Using the Desktop as a Place to Store Files in KDE4 [Was: Re: Concluding the discussion about splitting kdebase]

Gary L. Greene Jr. greeneg at phoenuxos.com
Sat May 20 16:55:27 BST 2006


On Friday 19 May 2006 02:50 pm, Sébastien Laoût wrote:
> Le Vendredi 19 Mai 2006 18:18, Aaron J. Seigo a écrit :
> > this is something i've been see-sawing back and forth on for some time.
> > i'm really tempted to say that this is a very broken way of working that
> > should be actively discouraged.
>
> Discouraged, perhapse. But "actively"... hum...
> I have faith in you, so I won't oppose blindly to the idea.
> In theory it is good.
>
> And it will remove the novice user question : "On the desktop I clicked
> Personnal Folder, and then I see the Desktop in the personnal folder, and
> then I see the Personnal Folder in the Desktop...".
> That concept is very broken.
>
> Today I encountered a new use case of "using the desktop as a temporary
> place to store things".
>
> I should create an OpenOffice.org document to send by email.
> Naturaly, I save it on the desktop : Ctrl+S -> Desktop -> Choose name ->
> OK. Once it is sent to the destinataire, I deleted the document.
> How should I do in KDE 4?
> Tag the file? Mouais... In OpenOffice.org? Let's forget!
>
> The "tag for important data" concept is a very nice idea.
> But if it is temporary data, where should it be saved before appearing on
> the desktop?
> I mean, a file have to exists somewhere to be tagged "Important" and appear
> on the desktop.
> If I'm saving the file I should save it somewhere (let's go to ~/tmp or
> ~/Unordered Stuff) and then tag it as important.
> That's two actions to do instead of one.
>
> > i really do have faith that if we drop what is a poor hack-of-a-solution
> > we'll come up with clever means to truly address the real use cases. =)
>
> Yes, what about this one, then? ;-)
>
> > oh god no. windows' desktop absolutely offends my sensibilities while
> > ours simply annoys me ;)
>
> And what do you think about the Mac OS X Finder methaphor? ;-)
> It basically show several "root" for exploration:
> - Desktop
> - Home Folder
> - CD-ROM
> - USB Pen
> - External Hard Drive
> - Saved Searches
> - Trashbin
> - FTP Sites
> - File System
>
> The finder have two columns: one with the "virtual roots" / "virtual start
> of navigation" and clicking one of those roots only allow to browse in the
> sub-directories of that virtual root.
>
> This is much better than Windows, and it makes sense.
> It also solve the "recursive Desktop <-> Home self-contained".
> When I'm plugging a USB Pen it's to find a file on that pen, so in my mind,
> the USB pen is one starting point to find something else.
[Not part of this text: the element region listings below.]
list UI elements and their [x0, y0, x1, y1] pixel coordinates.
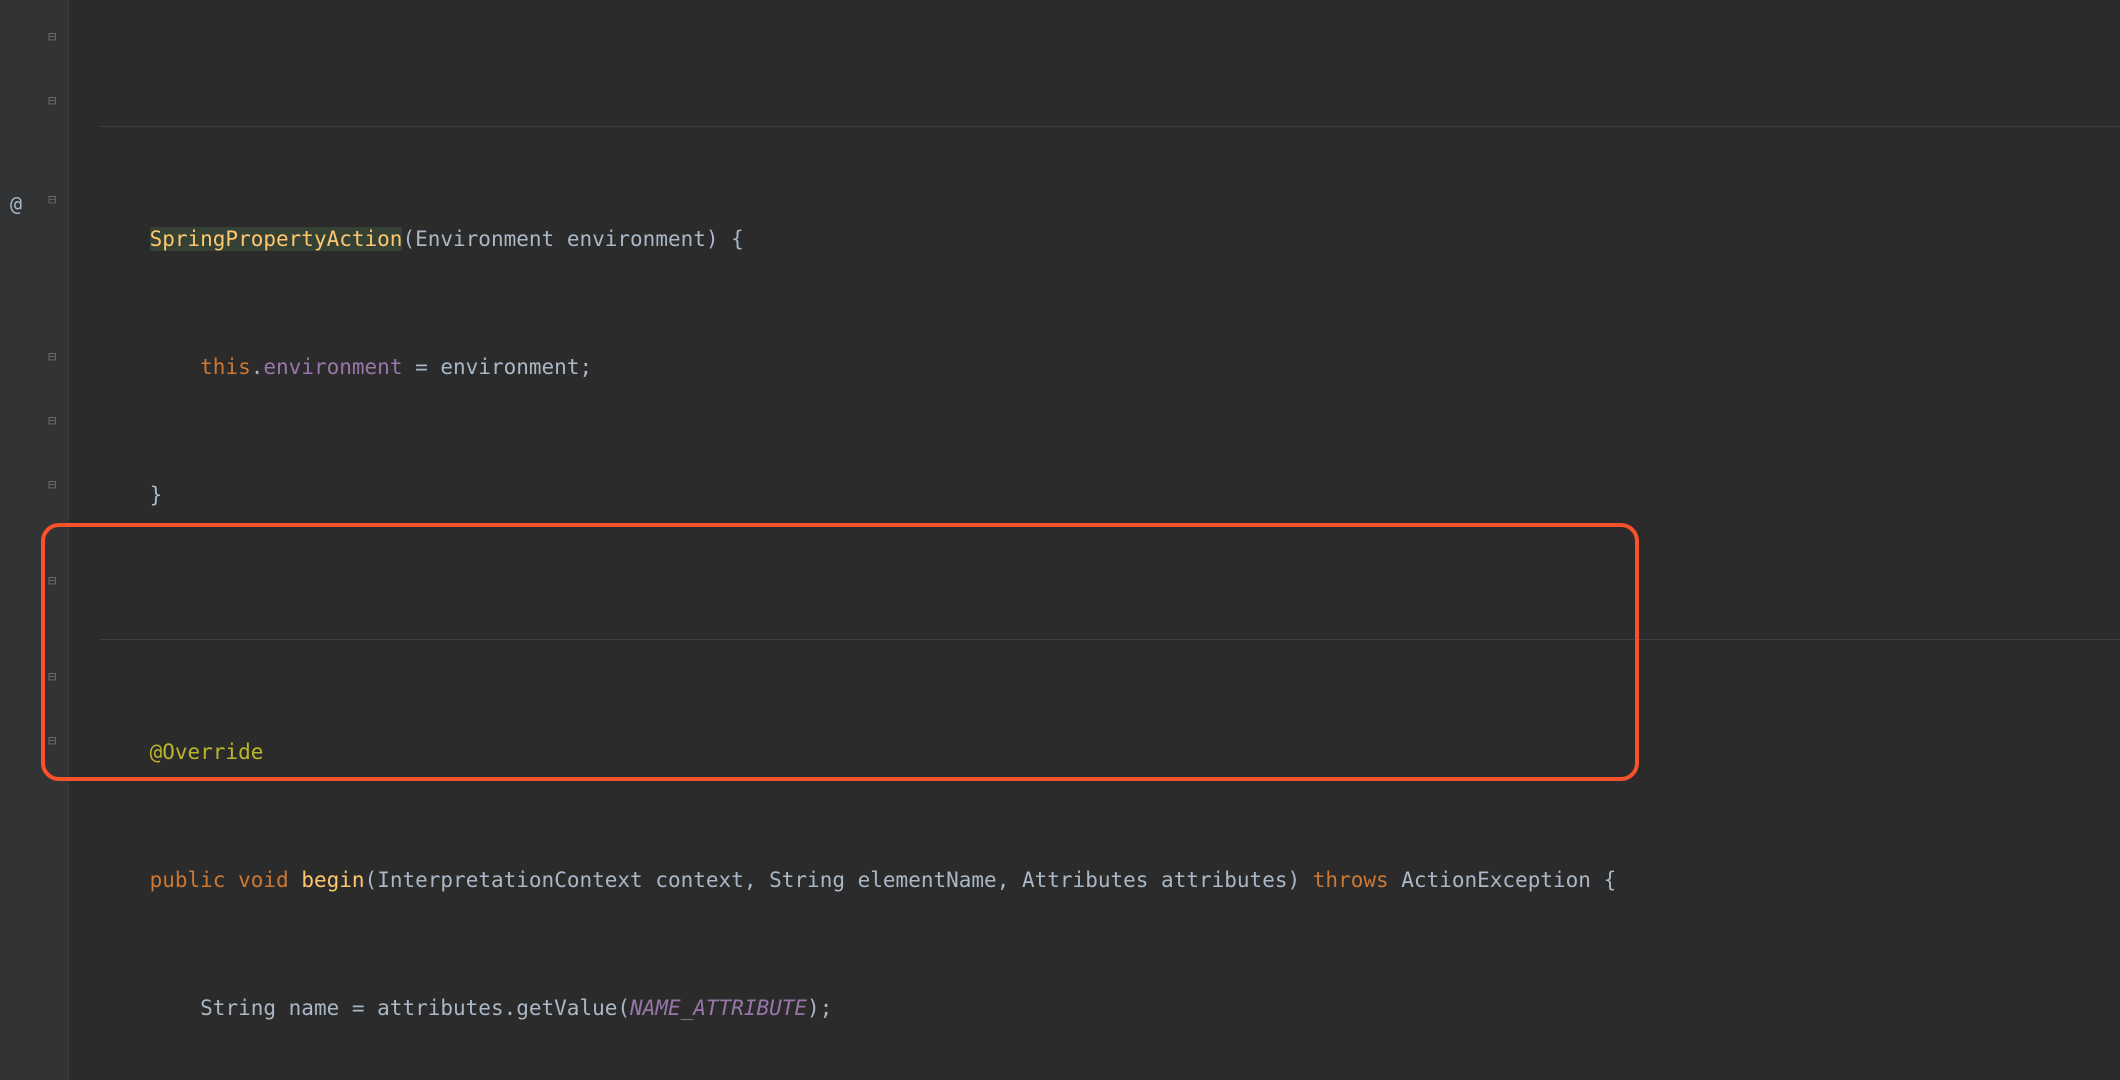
fold-close-icon[interactable]: ⊟ [48, 414, 62, 428]
override-gutter-icon[interactable]: @ [10, 192, 22, 216]
code-line: this.environment = environment; [99, 351, 2120, 383]
code-line: String name = attributes.getValue(NAME_A… [99, 992, 2120, 1024]
brace: } [150, 483, 163, 507]
constant: NAME_ATTRIBUTE [630, 996, 807, 1020]
fold-close-icon[interactable]: ⊟ [48, 30, 62, 44]
keyword: throws [1313, 868, 1389, 892]
fold-close-icon[interactable]: ⊟ [48, 574, 62, 588]
keyword: void [238, 868, 289, 892]
method-separator [99, 607, 2120, 640]
text: (Environment environment) { [402, 227, 743, 251]
code-line: } [99, 479, 2120, 511]
field-ref: environment [263, 355, 402, 379]
gutter: ⊟ ⊟ @ ⊟ ⊟ ⊟ ⊟ ⊟ ⊟ ⊟ [0, 0, 69, 1080]
fold-close-icon[interactable]: ⊟ [48, 193, 62, 207]
code-line: SpringPropertyAction(Environment environ… [99, 223, 2120, 255]
text: = environment; [402, 355, 592, 379]
fold-close-icon[interactable]: ⊟ [48, 670, 62, 684]
constructor-name: SpringPropertyAction [150, 227, 403, 251]
method-separator [99, 104, 2120, 127]
code-line: @Override [99, 736, 2120, 768]
fold-close-icon[interactable]: ⊟ [48, 478, 62, 492]
code-area[interactable]: SpringPropertyAction(Environment environ… [69, 0, 2120, 1080]
fold-close-icon[interactable]: ⊟ [48, 734, 62, 748]
fold-close-icon[interactable]: ⊟ [48, 350, 62, 364]
code-line: public void begin(InterpretationContext … [99, 864, 2120, 896]
text: String name = attributes.getValue( [200, 996, 630, 1020]
text: . [251, 355, 264, 379]
annotation: @Override [150, 740, 264, 764]
text: ); [807, 996, 832, 1020]
text: ActionException { [1389, 868, 1617, 892]
text: (InterpretationContext context, String e… [365, 868, 1313, 892]
method-name: begin [301, 868, 364, 892]
fold-close-icon[interactable]: ⊟ [48, 94, 62, 108]
keyword-this: this [200, 355, 251, 379]
code-editor: ⊟ ⊟ @ ⊟ ⊟ ⊟ ⊟ ⊟ ⊟ ⊟ SpringPropertyAction… [0, 0, 2120, 1080]
keyword: public [150, 868, 226, 892]
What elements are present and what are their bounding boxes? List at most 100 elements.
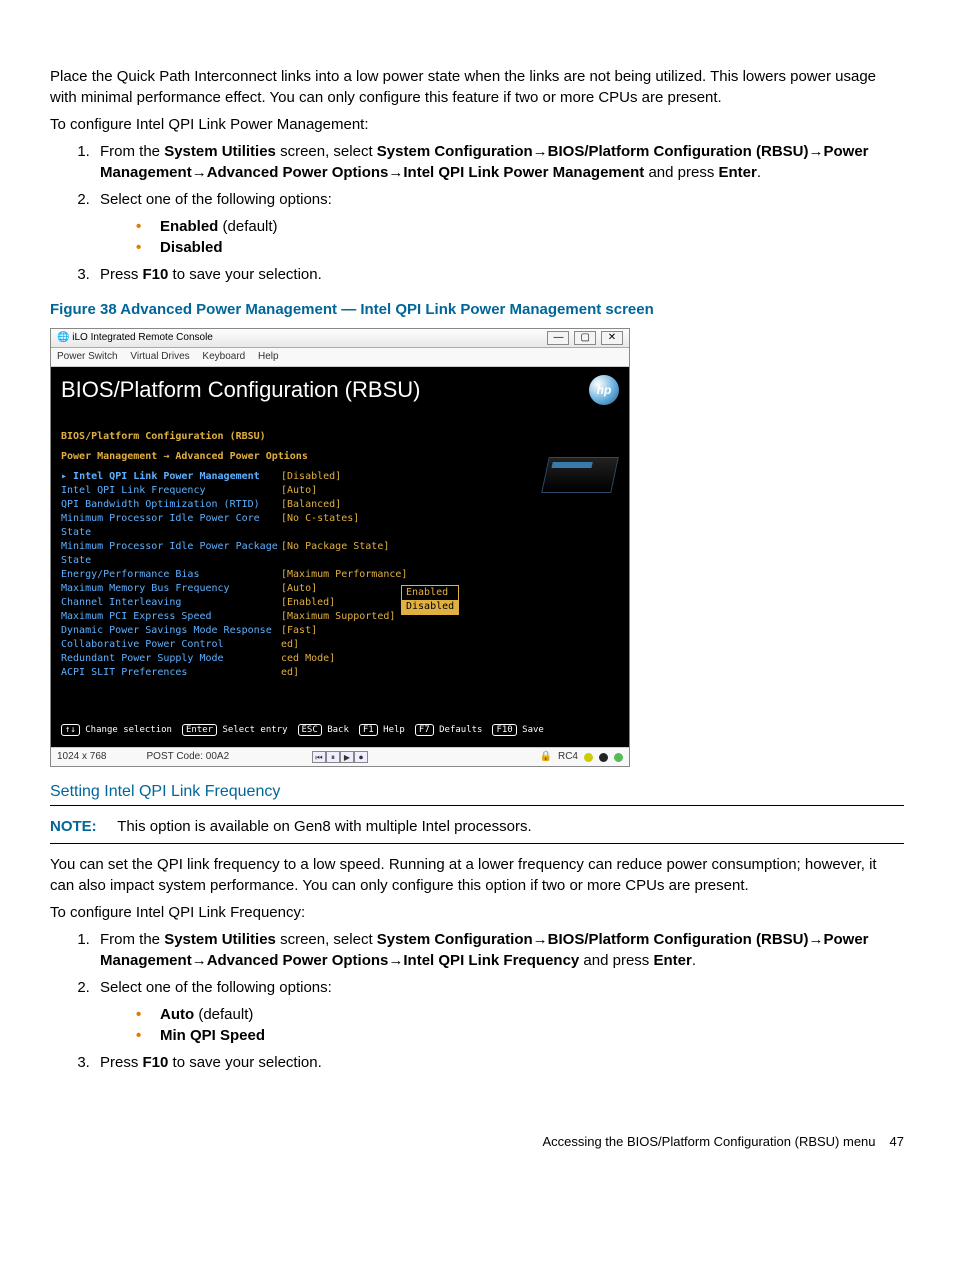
bios-option-row[interactable]: Energy/Performance Bias[Maximum Performa…	[61, 568, 619, 582]
key-f10: F10	[492, 724, 516, 736]
page-footer: Accessing the BIOS/Platform Configuratio…	[50, 1133, 904, 1151]
bios-option-label: Minimum Processor Idle Power Core State	[61, 512, 281, 540]
bios-option-label: Intel QPI Link Power Management	[61, 470, 281, 484]
close-button[interactable]: ✕	[601, 331, 623, 345]
step-2: Select one of the following options: Aut…	[94, 977, 904, 1046]
bios-option-value: [Enabled]	[281, 596, 335, 610]
menu-keyboard[interactable]: Keyboard	[202, 351, 245, 362]
lock-icon: 🔒	[540, 750, 552, 764]
bios-screenshot: 🌐 iLO Integrated Remote Console — ▢ ✕ Po…	[50, 328, 630, 767]
note-label: NOTE:	[50, 818, 97, 835]
menu-help[interactable]: Help	[258, 351, 279, 362]
option-list-2: Auto (default) Min QPI Speed	[100, 1004, 904, 1046]
dropdown-disabled[interactable]: Disabled	[402, 600, 458, 614]
bios-option-label: Channel Interleaving	[61, 596, 281, 610]
step-1: From the System Utilities screen, select…	[94, 929, 904, 971]
bios-option-value: ced Mode]	[281, 652, 335, 666]
section-heading: Setting Intel QPI Link Frequency	[50, 781, 904, 803]
bios-option-value: ed]	[281, 638, 299, 652]
step-3: Press F10 to save your selection.	[94, 264, 904, 285]
steps-list-1: From the System Utilities screen, select…	[50, 141, 904, 285]
key-enter: Enter	[182, 724, 217, 736]
option-disabled: Disabled	[136, 237, 904, 258]
bios-option-row[interactable]: Minimum Processor Idle Power Core State[…	[61, 512, 619, 540]
bios-option-row[interactable]: Maximum Memory Bus Frequency[Auto]	[61, 582, 619, 596]
key-updown: ↑↓	[61, 724, 80, 736]
bios-option-value: [No C-states]	[281, 512, 359, 540]
hp-logo-icon: hp	[589, 375, 619, 405]
bios-option-value: [Auto]	[281, 582, 317, 596]
bios-option-value: [Disabled]	[281, 470, 341, 484]
key-f7: F7	[415, 724, 434, 736]
bios-dropdown[interactable]: Enabled Disabled	[401, 585, 459, 615]
function-key-bar: ↑↓ Change selection Enter Select entry E…	[61, 724, 544, 737]
bios-option-row[interactable]: Maximum PCI Express Speed[Maximum Suppor…	[61, 610, 619, 624]
step-3: Press F10 to save your selection.	[94, 1052, 904, 1073]
divider	[50, 843, 904, 844]
step-2: Select one of the following options: Ena…	[94, 189, 904, 258]
bios-option-value: ed]	[281, 666, 299, 680]
lead-text-2: To configure Intel QPI Link Frequency:	[50, 902, 904, 923]
bios-option-row[interactable]: Intel QPI Link Power Management[Disabled…	[61, 470, 619, 484]
status-resolution: 1024 x 768	[57, 750, 107, 764]
key-f1: F1	[359, 724, 378, 736]
intro-text: Place the Quick Path Interconnect links …	[50, 66, 904, 108]
bios-option-row[interactable]: Dynamic Power Savings Mode Response[Fast…	[61, 624, 619, 638]
bios-option-label: Maximum PCI Express Speed	[61, 610, 281, 624]
bios-option-row[interactable]: Intel QPI Link Frequency[Auto]	[61, 484, 619, 498]
footer-page: 47	[890, 1133, 904, 1151]
status-rc4: RC4	[558, 750, 578, 764]
bios-option-label: Dynamic Power Savings Mode Response	[61, 624, 281, 638]
bios-option-value: [No Package State]	[281, 540, 389, 568]
bios-option-label: Redundant Power Supply Mode	[61, 652, 281, 666]
key-esc: ESC	[298, 724, 322, 736]
led-green-icon	[614, 753, 623, 762]
bios-breadcrumb: Power Management → Advanced Power Option…	[61, 450, 619, 464]
option-min-qpi: Min QPI Speed	[136, 1025, 904, 1046]
bios-option-row[interactable]: Redundant Power Supply Modeced Mode]	[61, 652, 619, 666]
status-postcode: POST Code: 00A2	[147, 750, 230, 764]
step-1: From the System Utilities screen, select…	[94, 141, 904, 183]
menu-virtual-drives[interactable]: Virtual Drives	[130, 351, 189, 362]
note-row: NOTE: This option is available on Gen8 w…	[50, 816, 904, 837]
bios-option-row[interactable]: ACPI SLIT Preferencesed]	[61, 666, 619, 680]
note-text: This option is available on Gen8 with mu…	[117, 818, 531, 835]
steps-list-2: From the System Utilities screen, select…	[50, 929, 904, 1073]
minimize-button[interactable]: —	[547, 331, 569, 345]
menu-power[interactable]: Power Switch	[57, 351, 118, 362]
media-controls[interactable]: ⏮⏸▶⏺	[312, 751, 368, 763]
bios-subtitle: BIOS/Platform Configuration (RBSU)	[61, 430, 619, 444]
bios-option-label: Energy/Performance Bias	[61, 568, 281, 582]
window-titlebar: 🌐 iLO Integrated Remote Console — ▢ ✕	[51, 329, 629, 348]
figure-caption: Figure 38 Advanced Power Management — In…	[50, 299, 904, 320]
dropdown-enabled[interactable]: Enabled	[402, 586, 458, 600]
bios-option-value: [Auto]	[281, 484, 317, 498]
window-menubar: Power Switch Virtual Drives Keyboard Hel…	[51, 348, 629, 367]
bios-option-label: Intel QPI Link Frequency	[61, 484, 281, 498]
bios-body: BIOS/Platform Configuration (RBSU) hp BI…	[51, 367, 629, 747]
bios-option-label: Maximum Memory Bus Frequency	[61, 582, 281, 596]
option-list: Enabled (default) Disabled	[100, 216, 904, 258]
bios-options-list: Intel QPI Link Power Management[Disabled…	[61, 470, 619, 680]
window-controls: — ▢ ✕	[545, 331, 623, 345]
led-yellow-icon	[584, 753, 593, 762]
bios-option-value: [Fast]	[281, 624, 317, 638]
bios-option-row[interactable]: QPI Bandwidth Optimization (RTID)[Balanc…	[61, 498, 619, 512]
bios-option-row[interactable]: Channel Interleaving[Enabled]	[61, 596, 619, 610]
window-statusbar: 1024 x 768 POST Code: 00A2 ⏮⏸▶⏺ 🔒 RC4	[51, 747, 629, 766]
footer-text: Accessing the BIOS/Platform Configuratio…	[542, 1133, 875, 1151]
led-dark-icon	[599, 753, 608, 762]
option-enabled: Enabled (default)	[136, 216, 904, 237]
divider	[50, 805, 904, 806]
bios-option-label: Collaborative Power Control	[61, 638, 281, 652]
bios-option-row[interactable]: Collaborative Power Controled]	[61, 638, 619, 652]
bios-option-label: ACPI SLIT Preferences	[61, 666, 281, 680]
bios-option-row[interactable]: Minimum Processor Idle Power Package Sta…	[61, 540, 619, 568]
bios-title: BIOS/Platform Configuration (RBSU)	[61, 375, 420, 406]
window-title: 🌐 iLO Integrated Remote Console	[57, 331, 213, 345]
intro-text-2: You can set the QPI link frequency to a …	[50, 854, 904, 896]
bios-option-label: Minimum Processor Idle Power Package Sta…	[61, 540, 281, 568]
maximize-button[interactable]: ▢	[574, 331, 596, 345]
lead-text: To configure Intel QPI Link Power Manage…	[50, 114, 904, 135]
document-page: Place the Quick Path Interconnect links …	[0, 0, 954, 1192]
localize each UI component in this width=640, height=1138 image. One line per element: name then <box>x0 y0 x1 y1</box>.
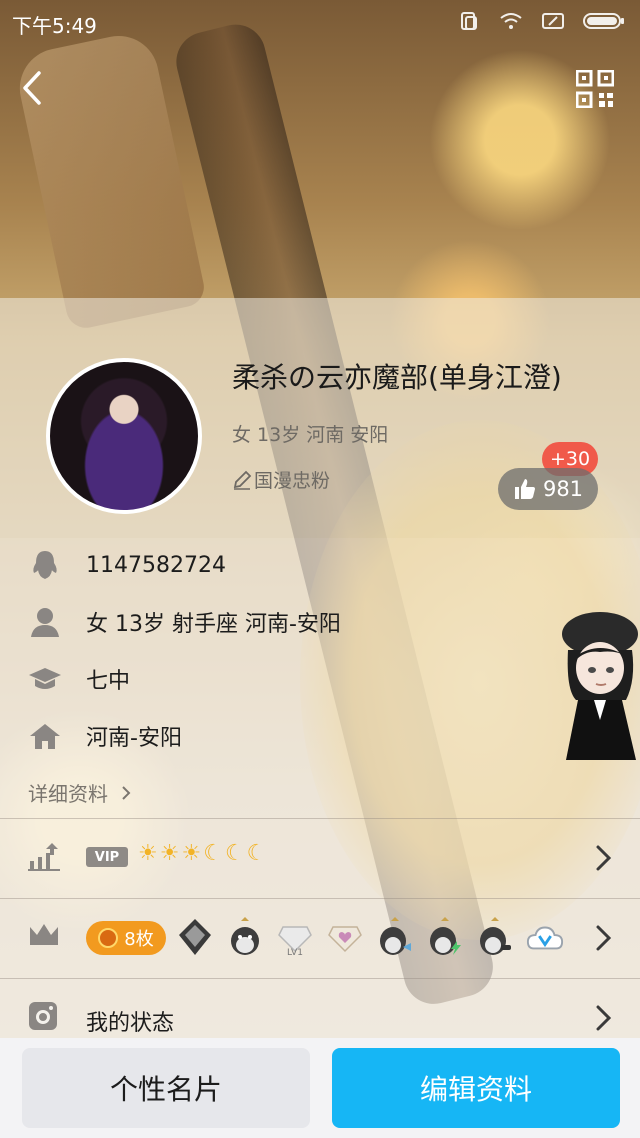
nickname: 柔杀の云亦魔部(单身江澄) <box>232 361 562 394</box>
home-icon <box>28 719 62 753</box>
basic-info: 女 13岁 河南 安阳 <box>232 424 389 446</box>
like-count: 981 <box>542 477 584 501</box>
chevron-right-icon <box>596 1005 612 1031</box>
medal-wall-row[interactable]: 8枚 LV1 <box>0 899 640 977</box>
qr-code-button[interactable] <box>575 69 615 109</box>
wifi-icon <box>498 8 524 34</box>
penguin-icon <box>226 913 264 957</box>
battery-icon <box>582 8 626 34</box>
medal-count-badge: 8枚 <box>86 921 166 955</box>
edit-profile-button[interactable]: 编辑资料 <box>332 1048 620 1128</box>
signature[interactable]: 国漫忠粉 <box>232 466 330 493</box>
graduation-cap-icon <box>28 662 62 696</box>
vip-tag: VIP <box>86 847 128 867</box>
personal-info: 女 13岁 射手座 河南-安阳 <box>86 612 341 637</box>
sun-icon: ☀ <box>181 841 202 866</box>
status-icons <box>456 8 626 34</box>
penguin-fish-icon <box>376 913 414 957</box>
cloud-v-icon <box>526 913 564 957</box>
person-icon <box>28 605 62 639</box>
diamond-lv1-icon: LV1 <box>276 913 314 957</box>
crown-icon <box>28 921 62 955</box>
avatar[interactable] <box>46 358 202 514</box>
like-button[interactable]: 981 <box>498 468 598 510</box>
thumbs-up-icon <box>514 479 535 499</box>
medal-count: 8枚 <box>124 929 154 950</box>
medal-icon <box>98 928 119 948</box>
detail-info-link[interactable]: 详细资料 <box>28 778 132 807</box>
vip-row[interactable]: VIP ☀ ☀ ☀ ☾ ☾ ☾ <box>0 819 640 897</box>
chevron-right-icon <box>596 925 612 951</box>
back-arrow-icon <box>23 71 41 105</box>
moon-icon: ☾ <box>224 841 245 866</box>
chevron-right-icon <box>122 786 131 800</box>
level-up-icon <box>28 841 62 875</box>
school: 七中 <box>86 669 131 694</box>
top-nav <box>0 56 640 120</box>
vip-level-icons: ☀ ☀ ☀ ☾ ☾ ☾ <box>138 841 266 866</box>
signature-text: 国漫忠粉 <box>254 470 331 492</box>
qq-number: 1147582724 <box>86 552 226 578</box>
hometown-row: 河南-安阳 <box>0 708 640 764</box>
screen-rotate-icon <box>456 8 482 34</box>
moon-icon: ☾ <box>203 841 223 866</box>
bottom-action-bar: 个性名片 编辑资料 <box>0 1038 640 1138</box>
svg-text:LV1: LV1 <box>287 948 303 957</box>
personal-info-row: 女 13岁 射手座 河南-安阳 <box>0 594 640 650</box>
sun-icon: ☀ <box>159 841 180 866</box>
detail-info-label: 详细资料 <box>28 782 108 806</box>
moon-icon: ☾ <box>246 841 267 866</box>
status-time: 下午5:49 <box>12 14 97 38</box>
penguin-lightning-icon <box>426 913 464 957</box>
pencil-icon <box>233 470 252 490</box>
my-status-label: 我的状态 <box>86 1011 175 1036</box>
diamond-heart-icon <box>326 913 364 957</box>
status-bar: 下午5:49 <box>0 0 640 44</box>
sim-icon <box>540 8 566 34</box>
qr-code-icon <box>575 69 615 109</box>
hometown: 河南-安阳 <box>86 726 182 751</box>
qq-number-row: 1147582724 <box>0 537 640 593</box>
personal-card-button[interactable]: 个性名片 <box>22 1048 310 1128</box>
penguin-outline-icon <box>28 548 62 582</box>
back-button[interactable] <box>12 66 52 110</box>
medal-badges: LV1 <box>176 913 564 957</box>
floating-mascot[interactable] <box>556 600 640 760</box>
penguin-sunglasses-icon <box>476 913 514 957</box>
school-row: 七中 <box>0 651 640 707</box>
sun-icon: ☀ <box>138 841 158 866</box>
diamond-dark-icon <box>176 913 214 957</box>
camera-icon <box>28 1001 62 1035</box>
chevron-right-icon <box>596 845 612 871</box>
I don't even want
> to worry about where the USB Pen is.
> The user have the / filesystem hidden, he can choose to browse only things
> that are relevant for him.

No, this is NOT solved in OS X as I STILL have a desktop folder in my OS X 
home dir, which is used.... surprise, surprise, by finder to show the desktop 
as finder does much the same as what kdesktop/konqueror does.